Vor vier Jahren saßen wir zum Interview bei dir im notdürftig schnell eingerichteten Bundestagsbüro und du hast uns von deinen Erwartungen und Zielen erzählt. Wie ist deine ganz persönliche Bilanz?

Ich erinnere mich noch sehr gut. Das war das allererste Interview, nachdem ich in den neuen Bundestag gewählt worden war. Die Überschrift war damals „Grüne, Grindr und Gerechtigkeit“, glaube ich, und das war ja dann auch prägend. (lacht) Das war politisch eine sehr turbulente Legislaturperiode. Zunächst hat es ewig gedauert, bis überhaupt eine Regierung gebildet wurde, dann hatten wir einen Dauerstreit in der Koalition mit Angriffen aus der CSU auf Angela Merkel wegen ihrer Flüchtlingspolitik. Dann kam Corona, was auch das Parlament noch mal komplett neu herausgefordert hat. Politisch also sehr turbulent und persönlich für mich natürlich auch eine riesige Umstellung mit dem Pendeln zwischen Köln und Berlin. Das Gute ist: Ich liebe beide Städte so sehr, dass ich mich wirklich immer in der einen Stadt auf die andere freue. Ich habe mich entschlossen, bei dieser Wahl wieder anzutreten.
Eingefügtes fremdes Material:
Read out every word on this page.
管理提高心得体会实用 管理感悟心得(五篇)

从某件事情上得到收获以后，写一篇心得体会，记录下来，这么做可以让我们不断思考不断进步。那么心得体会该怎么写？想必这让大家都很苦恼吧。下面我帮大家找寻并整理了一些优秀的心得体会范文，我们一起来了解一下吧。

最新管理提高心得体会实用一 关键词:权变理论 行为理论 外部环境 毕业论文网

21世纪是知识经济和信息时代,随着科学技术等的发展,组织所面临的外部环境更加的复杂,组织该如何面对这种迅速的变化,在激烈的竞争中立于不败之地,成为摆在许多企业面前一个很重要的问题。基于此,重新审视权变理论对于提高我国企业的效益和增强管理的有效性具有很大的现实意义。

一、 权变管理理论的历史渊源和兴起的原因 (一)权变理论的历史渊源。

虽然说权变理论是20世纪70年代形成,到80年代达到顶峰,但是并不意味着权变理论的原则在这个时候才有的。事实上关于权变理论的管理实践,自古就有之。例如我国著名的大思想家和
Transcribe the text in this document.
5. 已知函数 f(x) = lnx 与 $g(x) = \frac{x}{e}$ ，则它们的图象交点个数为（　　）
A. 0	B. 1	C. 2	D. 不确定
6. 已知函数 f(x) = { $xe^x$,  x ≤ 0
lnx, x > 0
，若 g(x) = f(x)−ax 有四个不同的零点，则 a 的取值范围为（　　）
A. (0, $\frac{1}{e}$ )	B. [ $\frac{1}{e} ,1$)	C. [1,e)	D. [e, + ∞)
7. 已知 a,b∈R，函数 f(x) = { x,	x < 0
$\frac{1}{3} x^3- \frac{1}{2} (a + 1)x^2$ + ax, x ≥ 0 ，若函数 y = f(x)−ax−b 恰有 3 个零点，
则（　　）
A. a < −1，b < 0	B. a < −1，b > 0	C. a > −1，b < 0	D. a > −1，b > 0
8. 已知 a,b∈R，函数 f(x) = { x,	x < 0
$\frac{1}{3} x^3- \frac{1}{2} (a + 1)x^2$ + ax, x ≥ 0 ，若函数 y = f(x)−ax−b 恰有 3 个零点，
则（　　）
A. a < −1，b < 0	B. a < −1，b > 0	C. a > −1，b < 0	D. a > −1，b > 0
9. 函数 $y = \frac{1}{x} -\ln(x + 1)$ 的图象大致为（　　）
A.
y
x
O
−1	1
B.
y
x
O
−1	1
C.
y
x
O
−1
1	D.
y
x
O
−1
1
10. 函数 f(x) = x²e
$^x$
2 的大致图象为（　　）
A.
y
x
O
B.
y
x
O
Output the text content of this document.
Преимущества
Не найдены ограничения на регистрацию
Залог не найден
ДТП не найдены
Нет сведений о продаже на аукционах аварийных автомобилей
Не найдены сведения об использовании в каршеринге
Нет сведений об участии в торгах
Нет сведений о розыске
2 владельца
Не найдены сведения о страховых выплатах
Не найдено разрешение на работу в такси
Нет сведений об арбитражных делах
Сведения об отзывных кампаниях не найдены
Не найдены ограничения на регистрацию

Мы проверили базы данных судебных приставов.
Opposition war gut, um Erfahrung zu sammeln, aber ich möchte das, was ich erarbeitet habe, jetzt auch umsetzen.

Ich bin wieder in Köln aufgestellt als Kandidat und auf der NRW-Landesliste mit einem aussichtsreichen Platz.

Sozialpolitik und Queerpolitik hast du als deine Schwerpunkte genannt. In welchem der beiden Felder ist die Legislaturperiode besser gelaufen als erwartet, in welchem schlechter?

Ich habe diese beiden Politikfelder sehr bewusst gewählt, weil ich finde, dass es in der Gesellschaft und in der Politik leider sehr viele Debatten gibt, die abwägen wollen, was wichtiger ist: Menschenrechte oder sozialer Fortschritt. Ich sage: Beides! Und das darf nicht gegeneinander ausgespielt werden. – Tatsächlich hat Corona noch mal in beiden Themenbereichen deutlich gezeigt, dass wir großen politischen Handlungsbedarf haben. Im sozialen Bereich ist deutlich geworden, dass ganze Gruppen in der Gesellschaft nicht ausreichend sozial abgesichert sind. Soloselbstständige, Kulturschaffende, Menschen in der Grundsicherung – die standen vor den Scherben ihrer Existenz oder stehen da immer noch.

Deswegen – und das habe ich auch schon vor vier Jahren gesagt – muss Hartz IV weg.

Wir brauchen eine würdevolle soziale Sicherung, die einen in Zeiten, in denen man selber kein ordentliches Einkommen hat, unterstützt und nicht gängelt und bevormundet. Daran halte ich auch weiter fest. Die Bundesregierung ist auf diesem Ohr leider taub. In der Queerpolitik ist die Bundesregierung ein ziemlicher Ausfall.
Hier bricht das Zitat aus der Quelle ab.